At just twenty-four years old, Reuben Bell’s highly promising boxing career had been snuffed out. Perhaps his numerous run-ins with the law had finally caught up with him. While he was never charged in the 1994 Locker case, he did spend two years in jail awaiting a first-degree murder trial in the July 1995 killing of one Jon Buchanan in southeast Washington for which he was later found not guilty. Said Reuben at the time, “I’ve got a new lease on life. When they announced the verdict, I got down on my knees and praised Allah. I also made a vow that I would never do anything that would land me in jail again. The only harm I’d do anybody will be in the ring.”
He also was a suspect in an August 1997 shooting that left a couple dead and a toddler wounded, police said.
“It’s odd that, with all the legitimate animosity against him from years of unsettled scores on the streets, Bell may have died in an act of vengeance for a crime in which he played no role.”—Jake Tapper
For a derailed and poignant account about Reuben and the circumstances surrounding and leading up to his demise, read Tapper’s outstanding March 27, 1998 article “Sucker Punch”: http://www.washingtoncitypaper.com/articles/14723/sucker-punch
“I knew Jerry real well. He was a funny man. He could have been a comedian. He was a good buddy of mine, I miss him a lot. The way he left, it was pretty rough to take.”—William Joppy
“I had a friend…from Baltimore called Jerry Ballard who too was killed outside a bar in 2001. Carried demons, and always found trouble unfortunately, a shame…lovely guy with heart of gold.”— ESB Poster named Bigcat
Jerry Ballard compiled an impressive 61-2 amateur record, but on the other side of the ledger, he served two years in prison in the early 1990s. Ballard held impressive stoppage victories over big Corey “T-Rex” Sanders and former cruiserweight contender Vincent Boulware. The Boulware bout was for the NABO heavyweight title. His last win was against journeyman Garing Lane, who he put in the hospital with a savage knockout on the “Triple Jeopardy” card at Washington’s MCI Center on April 24, 1999. He also fought to a draw against former world champion Greg Page prior to going up against future WBA heavyweight champion John Ruiz for the NABF heavyweight title and the vacant NABA title in 1998.

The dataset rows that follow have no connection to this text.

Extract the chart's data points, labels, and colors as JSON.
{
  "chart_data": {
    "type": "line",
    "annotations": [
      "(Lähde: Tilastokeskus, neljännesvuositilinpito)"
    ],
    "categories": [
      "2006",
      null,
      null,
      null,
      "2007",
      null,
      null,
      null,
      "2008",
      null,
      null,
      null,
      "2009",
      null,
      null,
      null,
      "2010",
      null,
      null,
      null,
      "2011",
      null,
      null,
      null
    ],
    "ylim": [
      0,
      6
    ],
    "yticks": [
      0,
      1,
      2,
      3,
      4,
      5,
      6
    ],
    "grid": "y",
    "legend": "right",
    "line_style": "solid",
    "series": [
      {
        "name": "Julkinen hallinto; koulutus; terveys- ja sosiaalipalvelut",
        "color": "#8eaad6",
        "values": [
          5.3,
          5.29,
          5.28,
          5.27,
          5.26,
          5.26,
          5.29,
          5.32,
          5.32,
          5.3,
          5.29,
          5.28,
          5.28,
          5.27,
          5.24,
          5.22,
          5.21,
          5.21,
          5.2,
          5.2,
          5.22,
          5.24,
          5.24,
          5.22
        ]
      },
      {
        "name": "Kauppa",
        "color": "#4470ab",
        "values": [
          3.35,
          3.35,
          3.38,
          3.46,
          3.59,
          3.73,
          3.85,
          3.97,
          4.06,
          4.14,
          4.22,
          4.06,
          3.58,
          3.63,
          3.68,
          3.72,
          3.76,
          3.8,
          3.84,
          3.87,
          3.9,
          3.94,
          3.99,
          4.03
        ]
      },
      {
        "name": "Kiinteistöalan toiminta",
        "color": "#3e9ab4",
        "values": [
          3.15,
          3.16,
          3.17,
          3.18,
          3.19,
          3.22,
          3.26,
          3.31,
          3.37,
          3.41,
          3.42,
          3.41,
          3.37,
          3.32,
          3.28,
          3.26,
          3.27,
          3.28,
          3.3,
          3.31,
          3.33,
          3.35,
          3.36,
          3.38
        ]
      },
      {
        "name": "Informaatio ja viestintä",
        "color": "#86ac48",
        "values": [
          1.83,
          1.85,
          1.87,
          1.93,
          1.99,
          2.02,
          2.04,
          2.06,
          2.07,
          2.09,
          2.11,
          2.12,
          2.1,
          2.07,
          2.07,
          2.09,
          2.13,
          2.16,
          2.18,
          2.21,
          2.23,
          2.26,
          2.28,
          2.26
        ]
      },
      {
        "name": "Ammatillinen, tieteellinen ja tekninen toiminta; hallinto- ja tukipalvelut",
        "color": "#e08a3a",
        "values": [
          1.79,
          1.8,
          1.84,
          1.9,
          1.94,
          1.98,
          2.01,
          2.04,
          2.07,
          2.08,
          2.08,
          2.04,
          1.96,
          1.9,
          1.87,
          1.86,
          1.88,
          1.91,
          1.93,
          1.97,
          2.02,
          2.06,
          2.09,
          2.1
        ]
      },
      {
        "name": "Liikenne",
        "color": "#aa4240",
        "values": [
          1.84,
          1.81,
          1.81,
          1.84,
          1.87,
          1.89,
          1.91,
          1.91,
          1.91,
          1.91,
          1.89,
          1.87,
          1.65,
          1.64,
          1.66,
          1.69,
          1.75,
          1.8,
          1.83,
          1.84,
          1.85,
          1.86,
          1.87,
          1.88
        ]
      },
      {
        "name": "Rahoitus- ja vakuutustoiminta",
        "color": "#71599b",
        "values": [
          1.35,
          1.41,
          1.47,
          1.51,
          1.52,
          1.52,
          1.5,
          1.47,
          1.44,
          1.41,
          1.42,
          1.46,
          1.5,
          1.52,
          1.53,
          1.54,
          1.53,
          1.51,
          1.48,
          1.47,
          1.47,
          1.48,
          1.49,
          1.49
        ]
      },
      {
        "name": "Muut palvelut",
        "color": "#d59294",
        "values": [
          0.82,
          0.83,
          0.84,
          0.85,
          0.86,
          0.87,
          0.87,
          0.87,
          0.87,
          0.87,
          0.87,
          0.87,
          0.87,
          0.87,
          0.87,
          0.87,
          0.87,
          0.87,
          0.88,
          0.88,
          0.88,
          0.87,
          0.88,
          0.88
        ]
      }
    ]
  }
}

Ballard was a scary looking, well-muscled guy and when he faced Ruiz at the Georgia Dome in Atlanta, he seemed poised to add the “Quiet Man” to his astounding streak of KO wins. However, Ruiz surprisingly had other ideas and claimed the vacant championship when he decked Ballard with a solid combination just 2 minutes and 17 seconds into the fourth round. The Technician managed to rise from the canvas but was unable to continue.
Said Jerry to Ruiz after the fight, “Hey, man, you looked so skinny. I felt your jabs in the first round and I thought, No problem. But by the third round they were like cement blocks.” (After The Gloves Came Off by Carlo Rotella, Boston Magazine, November 2007)
On his way to rebuilding his career after the Ruiz loss, The Technician was stabbed to death in a Washington alley on August 3, 1999, at the age of 32. The murder remains unsolved.
And so two Beltway lives had been snuffed out because bad choices had been made— the material rewards of gangsta life and DC street hustle over boxing.
It could have turned out much differently.